La Navigator Company (ex-Portucel) et Portucel Mozambique ont intenté des poursuites au Portugal et au Mozambique contre des prestataires de services forestiers qui prétendaient être leurs créanciers et réclamaient des pertes dans le pays africain, selon des documents consultés aujourd'hui par Lusa.

Selon un communiqué du groupe portugais auquel Lusa avait accès, The Navigator Company a déposé, le 24 juillet, une plainte pénale pour "dénonciation calomnieuse et délit contre la personne morale" auprès du Département des enquêtes et des poursuites pénales (DIAP ) de Lisbonne contre SMOPS (Société mozambicaine de conseil et de prestation de services), FAAN – Location d'équipement et EMC (Earth Moving Contractors).

"Portucel Mozambique d'abord et maintenant aussi Navigator sont visés pour une tentative d'extorsion, si grave qu'ils ont été contraints de réagir pénalement et juridiquement contre ces entités, tant au Portugal qu'au Mozambique", ajoute la note.

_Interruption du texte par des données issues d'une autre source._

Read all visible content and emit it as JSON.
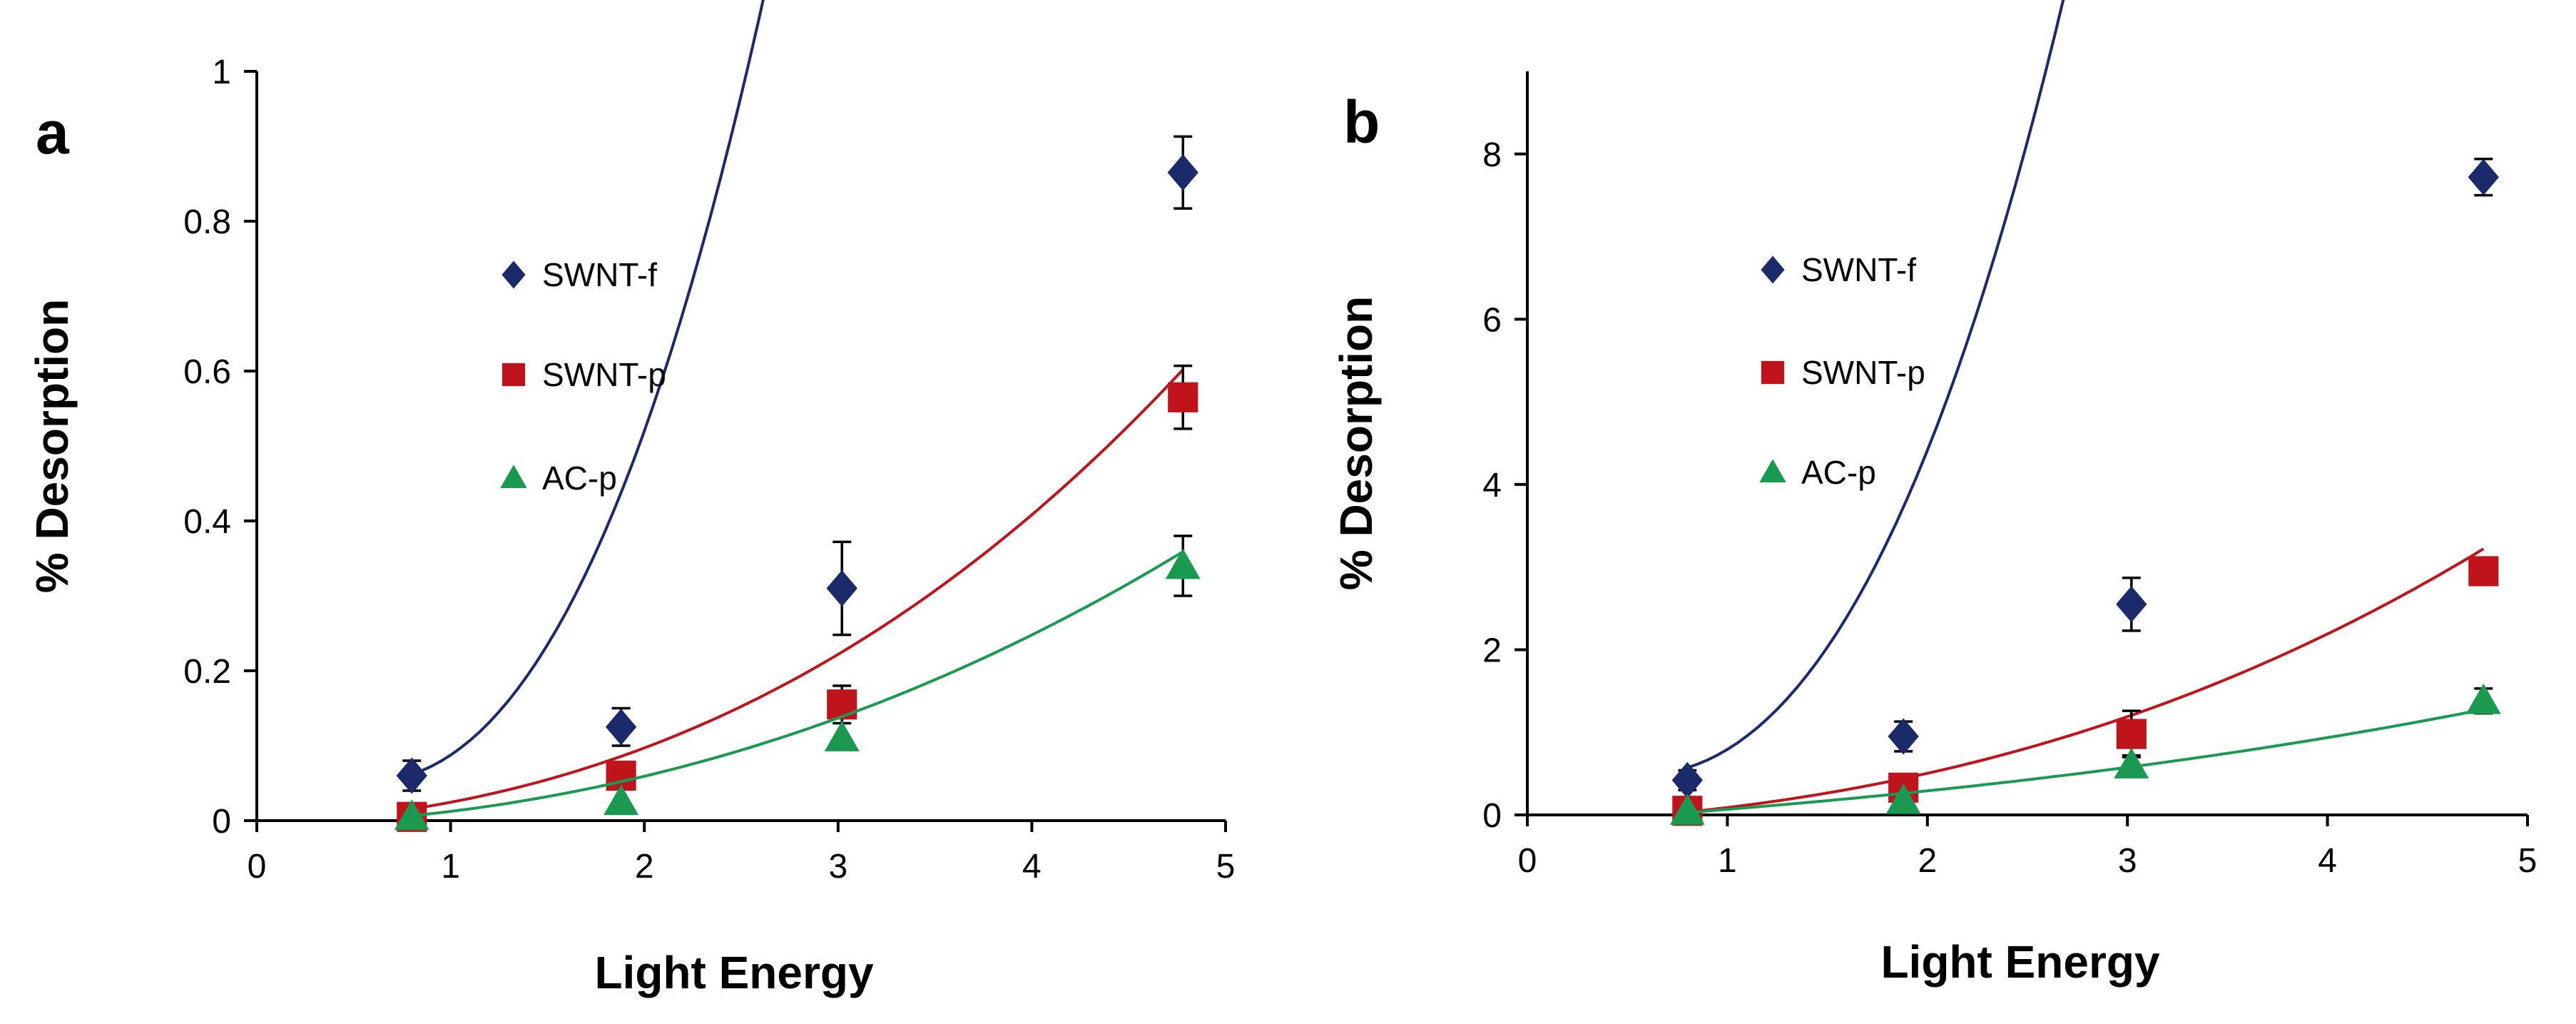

De même, au début du mois de mars, Portucel Mozambique a déposé auprès du bureau du procureur de la ville de Maputo une «plainte pénale contre plusieurs représentants légaux» des trois sociétés pour «soupçon de délits d'extorsion, de contrefaçon et de diffamation».

En mars 2019, le président de la Société mozambicaine pour les services de construction (SMOPS), au nom d'un «consortium de créanciers» également composé des sociétés FAAN et EMC, a annoncé qu'ils allaient engager une procédure pénale au Portugal contre le groupe La société Navigator.

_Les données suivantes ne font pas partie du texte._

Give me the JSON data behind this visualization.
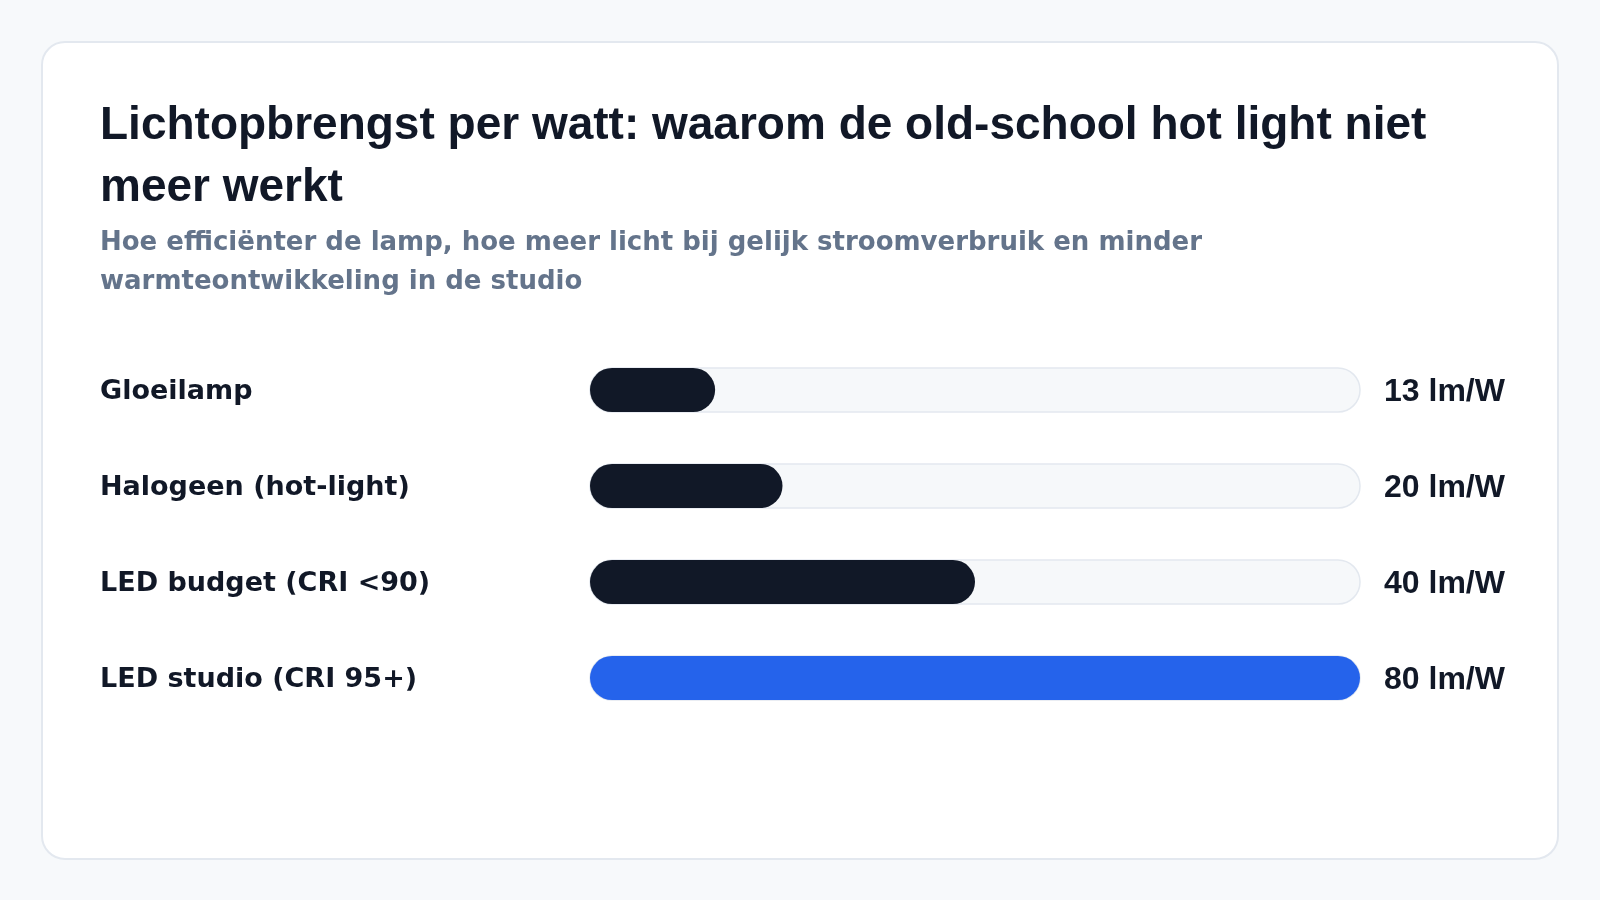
{
  "chart_data": {
    "type": "bar",
    "orientation": "horizontal",
    "title": "Lichtopbrengst per watt: waarom de old-school hot light niet meer werkt",
    "subtitle": "Hoe efficiënter de lamp, hoe meer licht bij gelijk stroomverbruik en minder warmteontwikkeling in de studio",
    "categories": [
      "Gloeilamp",
      "Halogeen (hot-light)",
      "LED budget (CRI <90)",
      "LED studio (CRI 95+)"
    ],
    "values": [
      13,
      20,
      40,
      80
    ],
    "value_labels": [
      "13 lm/W",
      "20 lm/W",
      "40 lm/W",
      "80 lm/W"
    ],
    "colors": [
      "#111827",
      "#111827",
      "#111827",
      "#2563eb"
    ],
    "xlim": [
      0,
      80
    ],
    "tick_labels": "y"
  }
}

En jeu, des pertes de plus de 50 millions de dollars (42,4 millions d'euros au taux de change actuel), les créanciers présumés invoquant des manquements aux contrats, des arriérés et des indemnités pour l'équipement et les dommages causés lors de la fourniture de services forestiers. société forestière au Mozambique.

Même ainsi, le groupe portugais souligne que les trois sociétés n'ont démontré ni justifié «aucun crédit» et affirme que Portucel Mozambique «a invité ces créanciers potentiels à soumettre cette question aux tribunaux mozambicains», ce qui, selon eux, SMOPS, EMC et FAAN » ils n'ont jamais pris l'initiative de le faire ».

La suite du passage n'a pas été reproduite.